ECLI:NL:RBZWB:2024:8484
Rechtbank Zeeland-West-Brabant
- Eerste aanleg - enkelvoudig
- Rechtspraak.nl
Beoordeling van de aanslag Zorgverzekeringswet 2020 en belastingrente door de Rechtbank Zeeland-West-Brabant
Op 12 december 2024 heeft de Rechtbank Zeeland-West-Brabant uitspraak gedaan in de zaak BRE 23/9753, waarin belanghebbende in beroep ging tegen de uitspraak op bezwaar van de inspecteur van de belastingdienst. De inspecteur had aan belanghebbende voor het jaar 2020 een aanslag in de inkomstenbelasting en premie volksverzekeringen (IB/PVV) opgelegd, alsook een aanslag inkomensafhankelijke bijdrage Zorgverzekeringswet (Zvw). De aanslag Zvw was vastgesteld op een bijdrage-inkomen van € 35.719. Belanghebbende had bezwaar gemaakt tegen deze aanslagen, maar het beroep tegen de aanslag IB/PVV werd ingetrokken. De rechtbank heeft vervolgens het beroep tegen de aanslag Zvw behandeld, waarbij partijen niet aanwezig waren op de zitting op 31 oktober 2024.
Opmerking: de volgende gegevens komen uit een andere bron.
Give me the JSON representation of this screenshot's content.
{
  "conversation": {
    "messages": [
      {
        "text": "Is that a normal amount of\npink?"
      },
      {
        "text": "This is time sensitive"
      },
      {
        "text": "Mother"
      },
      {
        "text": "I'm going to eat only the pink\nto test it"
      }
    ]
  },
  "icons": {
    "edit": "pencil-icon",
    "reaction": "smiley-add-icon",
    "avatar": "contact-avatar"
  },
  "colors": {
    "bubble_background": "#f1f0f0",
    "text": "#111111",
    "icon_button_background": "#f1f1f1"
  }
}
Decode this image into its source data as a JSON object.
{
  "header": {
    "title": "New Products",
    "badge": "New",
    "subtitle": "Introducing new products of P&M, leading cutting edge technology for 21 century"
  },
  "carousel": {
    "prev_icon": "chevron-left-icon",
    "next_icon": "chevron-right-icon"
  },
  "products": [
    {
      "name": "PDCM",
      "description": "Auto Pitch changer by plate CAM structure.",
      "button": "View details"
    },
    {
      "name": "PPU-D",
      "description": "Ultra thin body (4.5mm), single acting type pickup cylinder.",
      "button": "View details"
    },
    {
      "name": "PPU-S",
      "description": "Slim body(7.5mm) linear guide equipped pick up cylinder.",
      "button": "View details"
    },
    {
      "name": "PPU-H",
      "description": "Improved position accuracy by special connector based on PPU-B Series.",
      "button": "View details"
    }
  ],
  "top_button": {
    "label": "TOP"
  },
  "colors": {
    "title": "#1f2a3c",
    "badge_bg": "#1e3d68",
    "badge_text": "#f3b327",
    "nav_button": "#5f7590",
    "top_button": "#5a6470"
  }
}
De rechtbank heeft de aanslag Zvw beoordeeld aan de hand van de beroepsgronden van belanghebbende en geconcludeerd dat deze naar de juiste hoogte was vastgesteld. De rechtbank oordeelde dat de aanslag Zvw volgde uit de aanslag IB/PVV, die onherroepelijk vaststond. Belanghebbende had geen zelfstandige gronden aangevoerd tegen de belastingrente, waardoor de rechtbank ook deze in stand liet. De uitspraak op bezwaar van de inspecteur van 1 september 2023 blijft derhalve in stand, en belanghebbende krijgt geen griffierecht terug of vergoeding van proceskosten.
De rechtbank heeft de uitspraak openbaar gemaakt en belanghebbende geïnformeerd over de mogelijkheid tot hoger beroep, dat binnen zes weken na verzending van de uitspraak kan worden ingesteld bij het gerechtshof 's-Hertogenbosch.